Bark and needles from the Pacific yew tree contain the drug taxol, which has achieved remarkable results in fighting advanced cases of ovarian and breast cancer. These cancers are responsible for more than 50,000 U.S. deaths each year.
Unfortunately, the yew tree grows sparsely in the forest. And an estimated six 100-year-old trees are needed to treat one patient for a year because very small concentrations of taxol are found in the yew.

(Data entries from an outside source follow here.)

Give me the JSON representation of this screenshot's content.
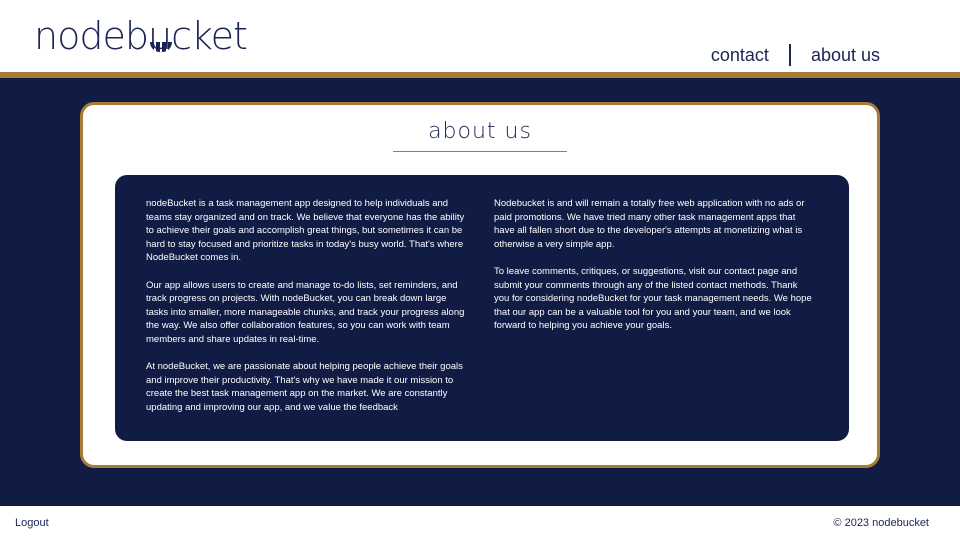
{
  "header": {
    "logo_text_left": "nodeb",
    "logo_text_u": "u",
    "logo_text_right": "cket",
    "nav": [
      {
        "label": "contact"
      },
      {
        "label": "about us"
      }
    ]
  },
  "card": {
    "title": "about us",
    "left_column": [
      "nodeBucket is a task management app designed to help individuals and teams stay organized and on track. We believe that everyone has the ability to achieve their goals and accomplish great things, but sometimes it can be hard to stay focused and prioritize tasks in today's busy world. That's where NodeBucket comes in.",
      "Our app allows users to create and manage to-do lists, set reminders, and track progress on projects. With nodeBucket, you can break down large tasks into smaller, more manageable chunks, and track your progress along the way. We also offer collaboration features, so you can work with team members and share updates in real-time.",
      "At nodeBucket, we are passionate about helping people achieve their goals and improve their productivity. That's why we have made it our mission to create the best task management app on the market. We are constantly updating and improving our app, and we value the feedback"
    ],
    "right_column": [
      "Nodebucket is and will remain a totally free web application with no ads or paid promotions. We have tried many other task management apps that have all fallen short due to the developer's attempts at monetizing what is otherwise a very simple app.",
      "To leave comments, critiques, or suggestions, visit our contact page and submit your comments through any of the listed contact methods. Thank you for considering nodeBucket for your task management needs. We hope that our app can be a valuable tool for you and your team, and we look forward to helping you achieve your goals."
    ]
  },
  "footer": {
    "logout_label": "Logout",
    "copyright": "© 2023 nodebucket"
  },
  "colors": {
    "navy": "#111c44",
    "gold": "#a67c37",
    "text_navy": "#1b2555"
  }
}
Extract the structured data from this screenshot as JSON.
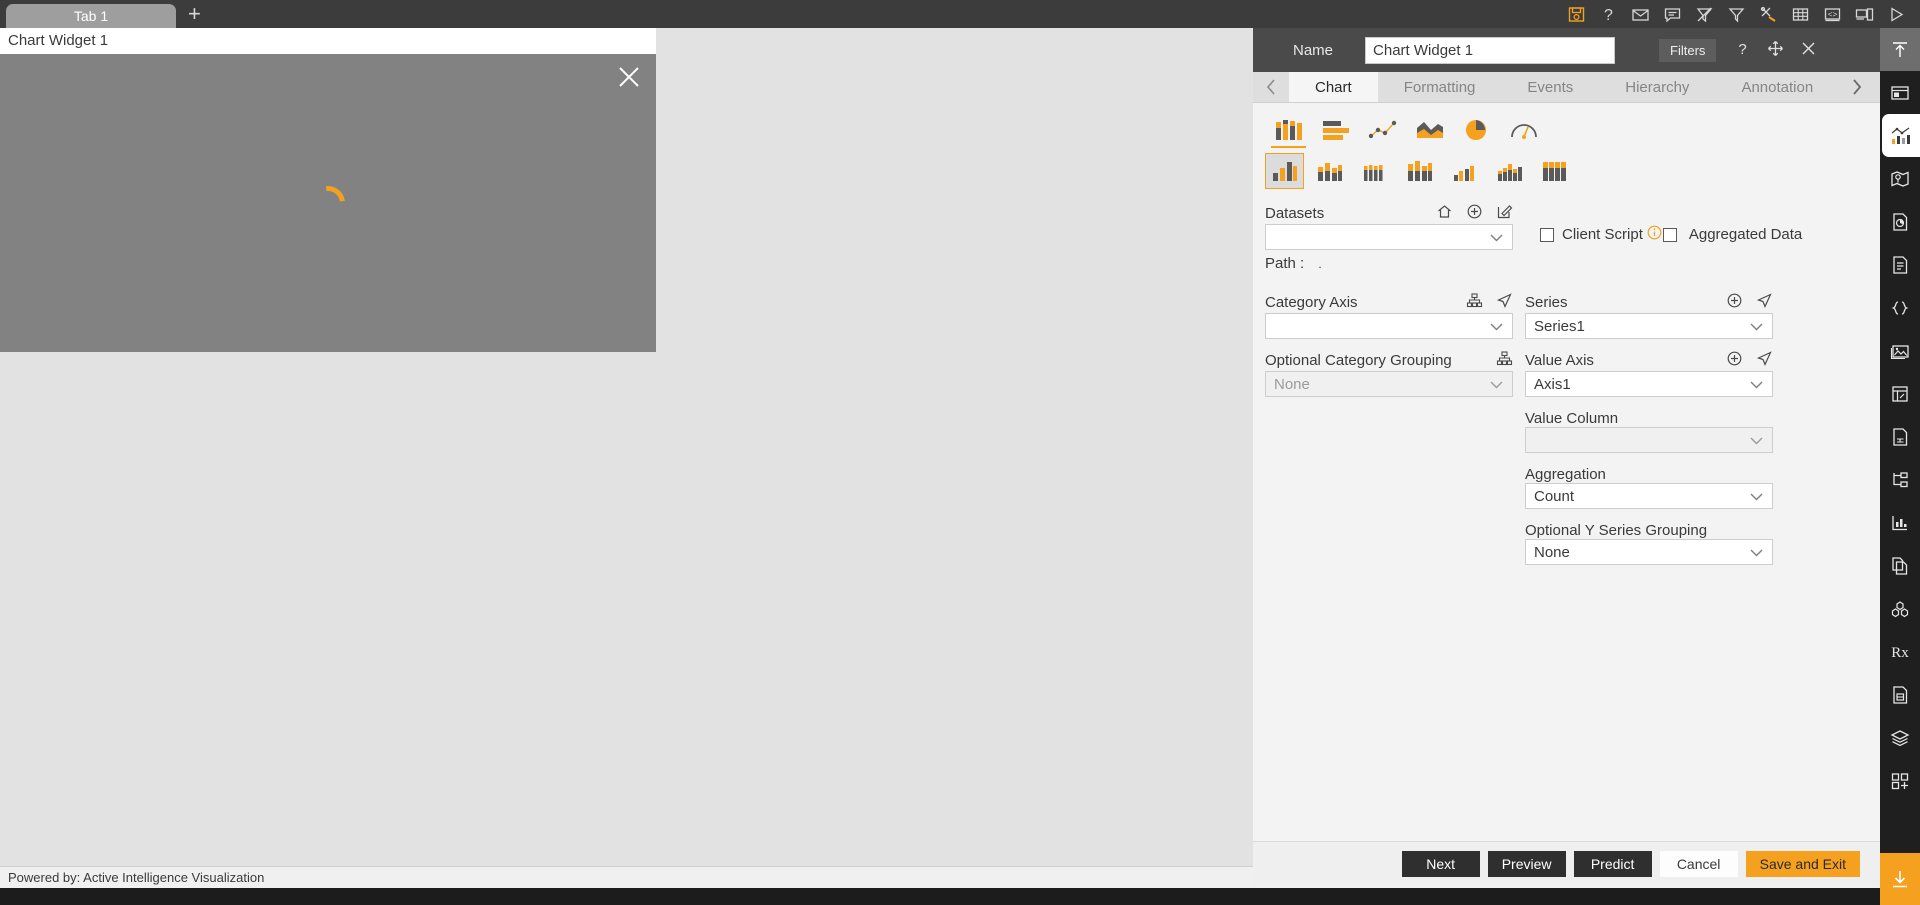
{
  "topbar": {
    "tabs": [
      {
        "label": "Tab 1"
      }
    ],
    "add_tab_label": "+",
    "icons": [
      "save-icon",
      "help-icon",
      "mail-icon",
      "comment-icon",
      "clear-filter-icon",
      "filter-icon",
      "tools-icon",
      "table-icon",
      "code-icon",
      "devices-icon",
      "play-icon"
    ]
  },
  "canvas": {
    "widget": {
      "title": "Chart Widget 1",
      "close_label": "×",
      "state": "loading"
    }
  },
  "footer": {
    "text": "Powered by: Active Intelligence Visualization"
  },
  "sidebar": {
    "items": [
      {
        "name": "collapse-up-icon",
        "state": "active-gray"
      },
      {
        "name": "layout-icon",
        "state": "normal"
      },
      {
        "name": "chart-icon",
        "state": "active-white"
      },
      {
        "name": "map-icon",
        "state": "normal"
      },
      {
        "name": "report-pie-icon",
        "state": "normal"
      },
      {
        "name": "document-icon",
        "state": "normal"
      },
      {
        "name": "braces-icon",
        "state": "normal"
      },
      {
        "name": "image-icon",
        "state": "normal"
      },
      {
        "name": "form-icon",
        "state": "normal"
      },
      {
        "name": "file-grid-icon",
        "state": "normal"
      },
      {
        "name": "tree-icon",
        "state": "normal"
      },
      {
        "name": "analytics-icon",
        "state": "normal"
      },
      {
        "name": "copy-file-icon",
        "state": "normal"
      },
      {
        "name": "cubes-icon",
        "state": "normal"
      },
      {
        "name": "prescription-icon",
        "state": "normal"
      },
      {
        "name": "save-file-icon",
        "state": "normal"
      },
      {
        "name": "layers-icon",
        "state": "normal"
      },
      {
        "name": "add-widget-icon",
        "state": "normal"
      },
      {
        "name": "download-icon",
        "state": "orange"
      }
    ]
  },
  "panel": {
    "header": {
      "name_label": "Name",
      "name_value": "Chart Widget 1",
      "name_placeholder": "",
      "filters_label": "Filters",
      "icons": [
        "help-icon",
        "move-icon",
        "close-icon"
      ]
    },
    "tabs": {
      "prev_label": "‹",
      "next_label": "›",
      "items": [
        {
          "label": "Chart",
          "active": true
        },
        {
          "label": "Formatting",
          "active": false
        },
        {
          "label": "Events",
          "active": false
        },
        {
          "label": "Hierarchy",
          "active": false
        },
        {
          "label": "Annotation",
          "active": false
        }
      ]
    },
    "chart_types_primary": [
      {
        "name": "column-chart-icon",
        "selected": true
      },
      {
        "name": "bar-chart-icon",
        "selected": false
      },
      {
        "name": "scatter-line-chart-icon",
        "selected": false
      },
      {
        "name": "area-chart-icon",
        "selected": false
      },
      {
        "name": "pie-chart-icon",
        "selected": false
      },
      {
        "name": "gauge-chart-icon",
        "selected": false
      }
    ],
    "chart_types_secondary": [
      {
        "name": "clustered-column-icon",
        "selected": true
      },
      {
        "name": "stacked-column-icon",
        "selected": false
      },
      {
        "name": "multi-stacked-column-icon",
        "selected": false
      },
      {
        "name": "stacked-100-column-icon",
        "selected": false
      },
      {
        "name": "overlapped-column-icon",
        "selected": false
      },
      {
        "name": "waterfall-column-icon",
        "selected": false
      },
      {
        "name": "grouped-stacked-column-icon",
        "selected": false
      }
    ],
    "datasets": {
      "label": "Datasets",
      "value": "",
      "placeholder": "",
      "icons": [
        "home-icon",
        "add-icon",
        "edit-icon"
      ],
      "path_label": "Path :",
      "path_value": "."
    },
    "client_script": {
      "label": "Client Script",
      "checked": false,
      "info_icon": "info-icon"
    },
    "aggregated_data": {
      "label": "Aggregated Data",
      "checked": false
    },
    "category_axis": {
      "label": "Category Axis",
      "value": "",
      "icons": [
        "hierarchy-icon",
        "send-icon"
      ]
    },
    "optional_category_grouping": {
      "label": "Optional Category Grouping",
      "value": "None",
      "icons": [
        "hierarchy-icon"
      ]
    },
    "series": {
      "label": "Series",
      "value": "Series1",
      "icons": [
        "add-icon",
        "send-icon"
      ]
    },
    "value_axis": {
      "label": "Value Axis",
      "value": "Axis1",
      "icons": [
        "add-icon",
        "send-icon"
      ]
    },
    "value_column": {
      "label": "Value Column",
      "value": ""
    },
    "aggregation": {
      "label": "Aggregation",
      "value": "Count"
    },
    "optional_y_series_grouping": {
      "label": "Optional Y Series Grouping",
      "value": "None"
    },
    "buttons": [
      {
        "label": "Next",
        "style": "dark"
      },
      {
        "label": "Preview",
        "style": "dark"
      },
      {
        "label": "Predict",
        "style": "dark"
      },
      {
        "label": "Cancel",
        "style": "light"
      },
      {
        "label": "Save and Exit",
        "style": "orange"
      }
    ]
  },
  "colors": {
    "accent": "#f5a01e",
    "panel_header": "#4a4a4a",
    "topbar": "#3c3c3c",
    "sidebar": "#1f1f1f"
  }
}
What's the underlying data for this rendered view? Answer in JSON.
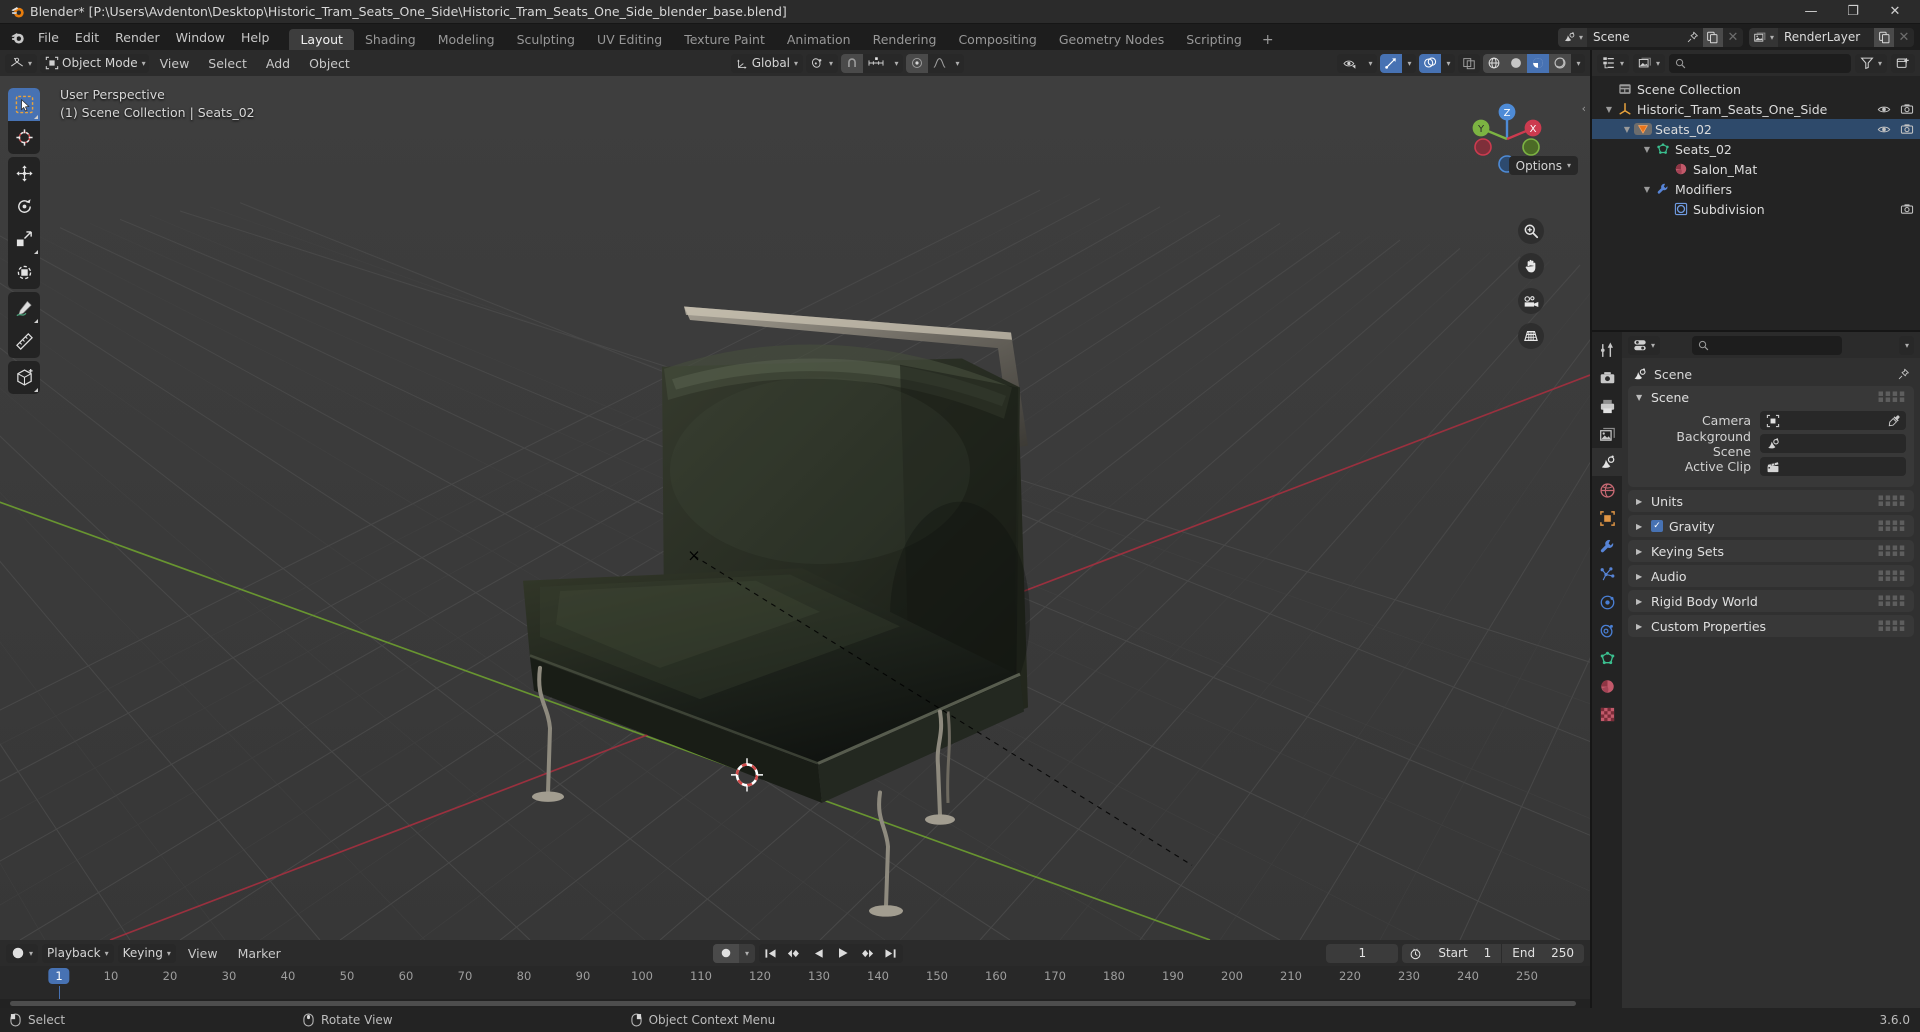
{
  "window": {
    "title": "Blender* [P:\\Users\\Avdenton\\Desktop\\Historic_Tram_Seats_One_Side\\Historic_Tram_Seats_One_Side_blender_base.blend]",
    "minimize": "—",
    "maximize": "❐",
    "close": "✕"
  },
  "menu": {
    "items": [
      "File",
      "Edit",
      "Render",
      "Window",
      "Help"
    ]
  },
  "workspaces": {
    "tabs": [
      "Layout",
      "Shading",
      "Modeling",
      "Sculpting",
      "UV Editing",
      "Texture Paint",
      "Animation",
      "Rendering",
      "Compositing",
      "Geometry Nodes",
      "Scripting"
    ],
    "active": "Layout",
    "add": "+"
  },
  "topbar_right": {
    "scene_name": "Scene",
    "viewlayer_name": "RenderLayer"
  },
  "viewport_header": {
    "mode": "Object Mode",
    "menus": [
      "View",
      "Select",
      "Add",
      "Object"
    ],
    "transform_orientation": "Global",
    "options_label": "Options"
  },
  "viewport": {
    "perspective_label": "User Perspective",
    "context_label": "(1) Scene Collection | Seats_02",
    "gizmo_axes": {
      "x": "X",
      "y": "Y",
      "z": "Z"
    },
    "colors": {
      "bg_top": "#3b3b3b",
      "bg_bottom": "#393939",
      "grid_line": "#4c4c4c",
      "axis_x": "#a33c4a",
      "axis_y": "#6b9a30",
      "axis_z": "#3e7ec4",
      "accent_blue": "#4772b3"
    }
  },
  "outliner": {
    "rows": [
      {
        "label": "Scene Collection",
        "indent": 0,
        "icon": "collection-icon",
        "disclosure": "",
        "visibility": false,
        "selected": false
      },
      {
        "label": "Historic_Tram_Seats_One_Side",
        "indent": 1,
        "icon": "empty-axes-icon",
        "disclosure": "down",
        "visibility": true,
        "selected": false
      },
      {
        "label": "Seats_02",
        "indent": 2,
        "icon": "object-mesh-icon",
        "disclosure": "down",
        "visibility": true,
        "selected": true
      },
      {
        "label": "Seats_02",
        "indent": 3,
        "icon": "mesh-data-icon",
        "disclosure": "down",
        "visibility": false,
        "selected": false
      },
      {
        "label": "Salon_Mat",
        "indent": 4,
        "icon": "material-icon",
        "disclosure": "",
        "visibility": false,
        "selected": false
      },
      {
        "label": "Modifiers",
        "indent": 3,
        "icon": "wrench-icon",
        "disclosure": "down",
        "visibility": false,
        "selected": false
      },
      {
        "label": "Subdivision",
        "indent": 4,
        "icon": "subdivision-icon",
        "disclosure": "",
        "visibility": false,
        "camera_only": true,
        "selected": false
      }
    ],
    "search_placeholder": ""
  },
  "properties": {
    "breadcrumb": "Scene",
    "search_placeholder": "",
    "panels": [
      {
        "id": "scene",
        "title": "Scene",
        "open": true,
        "checkbox": null
      },
      {
        "id": "units",
        "title": "Units",
        "open": false,
        "checkbox": null
      },
      {
        "id": "gravity",
        "title": "Gravity",
        "open": false,
        "checkbox": true
      },
      {
        "id": "keying_sets",
        "title": "Keying Sets",
        "open": false,
        "checkbox": null
      },
      {
        "id": "audio",
        "title": "Audio",
        "open": false,
        "checkbox": null
      },
      {
        "id": "rigid_body_world",
        "title": "Rigid Body World",
        "open": false,
        "checkbox": null
      },
      {
        "id": "custom_properties",
        "title": "Custom Properties",
        "open": false,
        "checkbox": null
      }
    ],
    "scene_fields": [
      {
        "label": "Camera",
        "value": "",
        "icon": "camera-data-icon",
        "eyedropper": true
      },
      {
        "label": "Background Scene",
        "value": "",
        "icon": "scene-icon",
        "eyedropper": false
      },
      {
        "label": "Active Clip",
        "value": "",
        "icon": "clip-icon",
        "eyedropper": false
      }
    ],
    "tabs": [
      "tool-icon",
      "render-icon",
      "output-icon",
      "view-layer-icon",
      "scene-icon",
      "world-icon",
      "object-icon",
      "modifier-icon",
      "particles-icon",
      "physics-icon",
      "constraints-icon",
      "data-icon",
      "material-icon",
      "texture-icon"
    ],
    "active_tab": "scene-icon"
  },
  "timeline": {
    "editor_menus": [
      "Playback",
      "Keying",
      "View",
      "Marker"
    ],
    "ticks": [
      10,
      20,
      30,
      40,
      50,
      60,
      70,
      80,
      90,
      100,
      110,
      120,
      130,
      140,
      150,
      160,
      170,
      180,
      190,
      200,
      210,
      220,
      230,
      240,
      250
    ],
    "current_frame": "1",
    "current_frame_field": "1",
    "start_label": "Start",
    "start_value": "1",
    "end_label": "End",
    "end_value": "250"
  },
  "statusbar": {
    "items": [
      {
        "label": "Select",
        "icon": "mouse-left-icon"
      },
      {
        "label": "Rotate View",
        "icon": "mouse-middle-icon"
      },
      {
        "label": "Object Context Menu",
        "icon": "mouse-right-icon"
      }
    ],
    "version": "3.6.0"
  }
}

However, ESCAgenetics Corp. recently announced it has successfully produced taxol in the laboratory through tissue culture technology. In this process, cells from the roots, needles and stems of the yew tree are isolated and multiplied using a fermentation process that stimulates the cells to produce large quantities of taxol.
“After nine months of effort, we derived the technology to produce taxol — and we’re now improving on it,” said Walter Goldstein, vice president of research and development at ESCAgenetics. “The company has a history of producing many products through similar processes.”
When the San Carlos, Calif.-based firm heard about taxol, Goldstein said he attended a meeting on the subject in Washington, D.C., then started a development program with a group of top-notch scientists. A series of breakthroughs followed.
And best of all, the scientists knew that very little plant material would be needed in the process.
“Because the supply of the drug is so scarce, we wanted to demonstrate that we could accomplish this without affecting the yew,” Goldstein said. “We don’t have to go back to the forest — that’s the beauty of tissue culture technology.”
The company plans to begin commercial production of taxol within two years. At that point, the Federal Drug Administration will need to review the situation, he said. But even with a lengthy timetable and plenty of work in front of him, Goldstein is still excited.
“In terms of common good, we have a tremendous opportunity to help both cancer patients and the environment,” he said. “We hope we can be helpful on both counts.”